People are very selfish and rude and stupid sadly.

I had a Labrador absolutely fly at me the other day, full on lunging, snarling, barking.
I shit you not it’s owner, looked at the bastard lovingly and ever so softly and kindly said ‘oh, come on you little monkey!’

He was lucky my arms ached from carrying shopping and I wanted to get home because any other time I would have followed him home and reported him.

OneStepSideways Tue 19-Mar-19 18:27:43

*VelvetPineapple
If you know your dog bites other dogs then shouldn't your dog be muzzled and not just on a lead?*

A muzzle means they can't defend themselves if attacked by an off lead dog! Lots of dogs are aggressive towards other dogs (but fine with humans). A lead means the dog is under close control. The owner letting their dog approach a strange on lead dog is the one at fault!

L1989 Tue 19-Mar-19 18:28:50

This drives me mad also! The other day it happened when I was walking my daughter to school and my neighbours dog got her uniform covered in mud!

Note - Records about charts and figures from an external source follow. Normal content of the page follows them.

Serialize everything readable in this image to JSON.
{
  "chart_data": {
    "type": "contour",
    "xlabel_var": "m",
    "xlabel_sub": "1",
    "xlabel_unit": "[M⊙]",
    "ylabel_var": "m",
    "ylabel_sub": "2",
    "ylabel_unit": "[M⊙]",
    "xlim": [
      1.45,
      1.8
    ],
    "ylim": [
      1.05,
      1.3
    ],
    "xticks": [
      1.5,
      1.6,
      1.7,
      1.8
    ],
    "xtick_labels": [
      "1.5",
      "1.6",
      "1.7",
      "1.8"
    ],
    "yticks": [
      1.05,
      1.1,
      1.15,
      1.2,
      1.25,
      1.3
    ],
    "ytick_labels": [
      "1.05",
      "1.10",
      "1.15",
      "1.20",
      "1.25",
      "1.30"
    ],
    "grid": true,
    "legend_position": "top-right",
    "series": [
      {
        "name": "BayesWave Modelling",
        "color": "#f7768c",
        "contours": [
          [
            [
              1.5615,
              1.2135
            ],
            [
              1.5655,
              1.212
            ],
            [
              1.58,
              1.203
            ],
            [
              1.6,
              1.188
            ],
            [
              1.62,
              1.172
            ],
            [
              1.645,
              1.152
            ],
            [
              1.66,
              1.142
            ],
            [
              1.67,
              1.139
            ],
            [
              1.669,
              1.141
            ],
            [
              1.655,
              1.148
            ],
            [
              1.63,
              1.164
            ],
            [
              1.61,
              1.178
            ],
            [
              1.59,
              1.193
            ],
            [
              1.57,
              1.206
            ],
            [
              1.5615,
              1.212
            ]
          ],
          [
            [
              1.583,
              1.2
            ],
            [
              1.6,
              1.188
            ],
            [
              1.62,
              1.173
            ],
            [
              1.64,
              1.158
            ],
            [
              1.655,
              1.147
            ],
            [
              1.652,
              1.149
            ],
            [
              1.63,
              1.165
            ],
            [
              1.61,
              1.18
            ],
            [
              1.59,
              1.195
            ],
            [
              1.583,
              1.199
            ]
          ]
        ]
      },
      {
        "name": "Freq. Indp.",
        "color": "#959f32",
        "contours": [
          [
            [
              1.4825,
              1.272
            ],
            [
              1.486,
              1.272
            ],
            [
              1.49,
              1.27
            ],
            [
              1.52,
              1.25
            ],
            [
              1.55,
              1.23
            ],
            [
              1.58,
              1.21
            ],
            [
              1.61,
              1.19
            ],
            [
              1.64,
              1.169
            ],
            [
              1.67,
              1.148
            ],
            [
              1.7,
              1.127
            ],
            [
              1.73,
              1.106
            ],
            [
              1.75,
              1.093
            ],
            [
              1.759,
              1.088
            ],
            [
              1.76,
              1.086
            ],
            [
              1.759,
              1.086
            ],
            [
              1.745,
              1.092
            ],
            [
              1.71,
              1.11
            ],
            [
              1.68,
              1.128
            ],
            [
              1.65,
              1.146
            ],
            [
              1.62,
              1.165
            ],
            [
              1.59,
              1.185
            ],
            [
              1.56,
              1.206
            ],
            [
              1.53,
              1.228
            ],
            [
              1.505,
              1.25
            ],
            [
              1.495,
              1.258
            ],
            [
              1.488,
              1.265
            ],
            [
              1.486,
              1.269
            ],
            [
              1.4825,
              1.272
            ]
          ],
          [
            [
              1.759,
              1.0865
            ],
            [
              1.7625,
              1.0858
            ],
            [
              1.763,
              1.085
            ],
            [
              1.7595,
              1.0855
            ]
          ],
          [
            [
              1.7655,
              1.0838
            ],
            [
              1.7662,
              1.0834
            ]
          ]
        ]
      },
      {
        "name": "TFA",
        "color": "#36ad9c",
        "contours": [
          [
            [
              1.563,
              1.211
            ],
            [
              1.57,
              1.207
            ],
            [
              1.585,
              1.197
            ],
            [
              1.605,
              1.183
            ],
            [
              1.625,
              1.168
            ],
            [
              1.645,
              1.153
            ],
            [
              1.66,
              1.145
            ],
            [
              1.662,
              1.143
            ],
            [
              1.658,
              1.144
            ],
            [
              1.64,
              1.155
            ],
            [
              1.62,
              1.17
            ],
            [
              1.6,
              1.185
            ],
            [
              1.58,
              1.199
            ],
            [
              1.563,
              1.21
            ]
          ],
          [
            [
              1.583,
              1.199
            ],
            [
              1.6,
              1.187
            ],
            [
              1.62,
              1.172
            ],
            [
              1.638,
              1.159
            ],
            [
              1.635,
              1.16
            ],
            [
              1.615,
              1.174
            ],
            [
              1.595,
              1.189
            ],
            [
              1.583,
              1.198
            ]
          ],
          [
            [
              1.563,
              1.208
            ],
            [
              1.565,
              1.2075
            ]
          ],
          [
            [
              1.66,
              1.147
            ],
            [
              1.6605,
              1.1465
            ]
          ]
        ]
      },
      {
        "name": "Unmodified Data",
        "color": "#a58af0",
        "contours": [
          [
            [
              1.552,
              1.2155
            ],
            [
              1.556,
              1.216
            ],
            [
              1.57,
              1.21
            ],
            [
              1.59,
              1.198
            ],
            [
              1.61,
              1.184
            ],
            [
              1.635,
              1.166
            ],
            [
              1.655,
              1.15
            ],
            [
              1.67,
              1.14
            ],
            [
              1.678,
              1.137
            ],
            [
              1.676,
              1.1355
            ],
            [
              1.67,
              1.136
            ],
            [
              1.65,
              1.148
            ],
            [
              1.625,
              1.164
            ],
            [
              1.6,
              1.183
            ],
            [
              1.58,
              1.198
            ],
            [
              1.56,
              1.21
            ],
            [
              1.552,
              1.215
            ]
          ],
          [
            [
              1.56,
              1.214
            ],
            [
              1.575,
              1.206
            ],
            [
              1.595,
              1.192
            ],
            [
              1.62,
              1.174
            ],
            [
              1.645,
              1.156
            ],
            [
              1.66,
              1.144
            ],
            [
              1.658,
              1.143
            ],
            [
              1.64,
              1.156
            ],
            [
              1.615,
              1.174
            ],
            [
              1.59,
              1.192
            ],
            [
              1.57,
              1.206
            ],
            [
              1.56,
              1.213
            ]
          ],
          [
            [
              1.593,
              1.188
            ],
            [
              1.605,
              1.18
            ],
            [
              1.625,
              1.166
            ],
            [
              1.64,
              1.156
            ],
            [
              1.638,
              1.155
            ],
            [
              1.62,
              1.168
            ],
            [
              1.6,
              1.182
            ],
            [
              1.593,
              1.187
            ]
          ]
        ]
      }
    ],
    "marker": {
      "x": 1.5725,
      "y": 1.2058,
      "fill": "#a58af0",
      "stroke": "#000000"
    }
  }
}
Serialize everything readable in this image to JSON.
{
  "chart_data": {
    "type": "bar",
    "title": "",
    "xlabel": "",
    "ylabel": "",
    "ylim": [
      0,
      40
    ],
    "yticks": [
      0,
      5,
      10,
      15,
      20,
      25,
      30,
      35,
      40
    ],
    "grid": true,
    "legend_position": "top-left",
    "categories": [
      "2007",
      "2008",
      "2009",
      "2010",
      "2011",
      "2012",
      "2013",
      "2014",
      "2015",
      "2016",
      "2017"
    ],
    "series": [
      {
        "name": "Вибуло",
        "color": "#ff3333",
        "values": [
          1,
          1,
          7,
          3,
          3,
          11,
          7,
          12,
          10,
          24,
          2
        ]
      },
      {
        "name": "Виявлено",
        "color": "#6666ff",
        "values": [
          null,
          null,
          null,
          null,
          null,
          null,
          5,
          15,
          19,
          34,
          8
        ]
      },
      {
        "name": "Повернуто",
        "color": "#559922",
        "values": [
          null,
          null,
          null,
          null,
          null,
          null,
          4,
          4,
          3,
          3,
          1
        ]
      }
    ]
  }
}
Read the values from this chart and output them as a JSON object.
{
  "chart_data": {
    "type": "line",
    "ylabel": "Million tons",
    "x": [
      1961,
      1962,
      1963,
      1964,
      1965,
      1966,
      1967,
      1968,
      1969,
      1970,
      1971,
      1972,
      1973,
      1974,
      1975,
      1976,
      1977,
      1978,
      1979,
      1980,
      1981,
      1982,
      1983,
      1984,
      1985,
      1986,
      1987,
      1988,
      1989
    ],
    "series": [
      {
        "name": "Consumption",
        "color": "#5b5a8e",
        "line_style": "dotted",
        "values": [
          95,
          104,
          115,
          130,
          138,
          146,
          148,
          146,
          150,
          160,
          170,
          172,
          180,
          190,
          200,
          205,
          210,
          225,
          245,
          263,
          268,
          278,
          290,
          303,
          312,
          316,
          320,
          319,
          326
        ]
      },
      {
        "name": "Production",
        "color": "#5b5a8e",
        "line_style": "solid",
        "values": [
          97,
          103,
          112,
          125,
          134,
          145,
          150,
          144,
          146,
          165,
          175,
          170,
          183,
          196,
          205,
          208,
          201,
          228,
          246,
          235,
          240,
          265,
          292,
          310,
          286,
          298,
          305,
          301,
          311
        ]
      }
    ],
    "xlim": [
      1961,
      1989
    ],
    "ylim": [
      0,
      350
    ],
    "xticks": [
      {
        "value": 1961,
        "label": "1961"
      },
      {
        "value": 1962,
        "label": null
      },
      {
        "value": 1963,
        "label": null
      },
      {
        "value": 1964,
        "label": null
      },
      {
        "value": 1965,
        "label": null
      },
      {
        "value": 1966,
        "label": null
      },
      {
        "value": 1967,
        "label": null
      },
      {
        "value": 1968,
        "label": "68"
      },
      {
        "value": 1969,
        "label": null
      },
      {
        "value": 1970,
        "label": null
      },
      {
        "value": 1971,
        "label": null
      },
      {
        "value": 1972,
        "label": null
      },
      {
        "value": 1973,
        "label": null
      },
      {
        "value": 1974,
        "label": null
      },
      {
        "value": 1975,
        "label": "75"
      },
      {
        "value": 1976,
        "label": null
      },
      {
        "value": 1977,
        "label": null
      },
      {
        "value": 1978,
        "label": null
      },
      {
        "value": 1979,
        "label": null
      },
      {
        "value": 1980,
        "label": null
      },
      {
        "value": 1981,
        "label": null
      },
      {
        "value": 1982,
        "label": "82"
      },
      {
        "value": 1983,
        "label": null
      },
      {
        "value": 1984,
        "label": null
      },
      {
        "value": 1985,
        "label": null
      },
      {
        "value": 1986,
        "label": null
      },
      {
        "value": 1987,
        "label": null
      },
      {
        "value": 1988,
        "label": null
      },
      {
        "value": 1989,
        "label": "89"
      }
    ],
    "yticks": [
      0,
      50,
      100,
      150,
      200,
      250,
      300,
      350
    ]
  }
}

Starlight456 Tue 19-Mar-19 18:29:34

Yanbu. My Ds is phobic of dogs and would seriously loose it if that happened to him.

pigsDOfly Tue 19-Mar-19 18:31:25

I've had dogs leap all over my legs and cover me in mud when I've been out walking my dog in a muddy park; seems like some dog owners think it's acceptable.

If my dog gets me muddy because she's playing with me that's up to me but I don't expect some strange dog to be allowed to jump all over me with it's muddy paws. Really infuriates me.

pigsDOfly Tue 19-Mar-19 18:32:25

Meant to add and I don't let my dog do it to other people.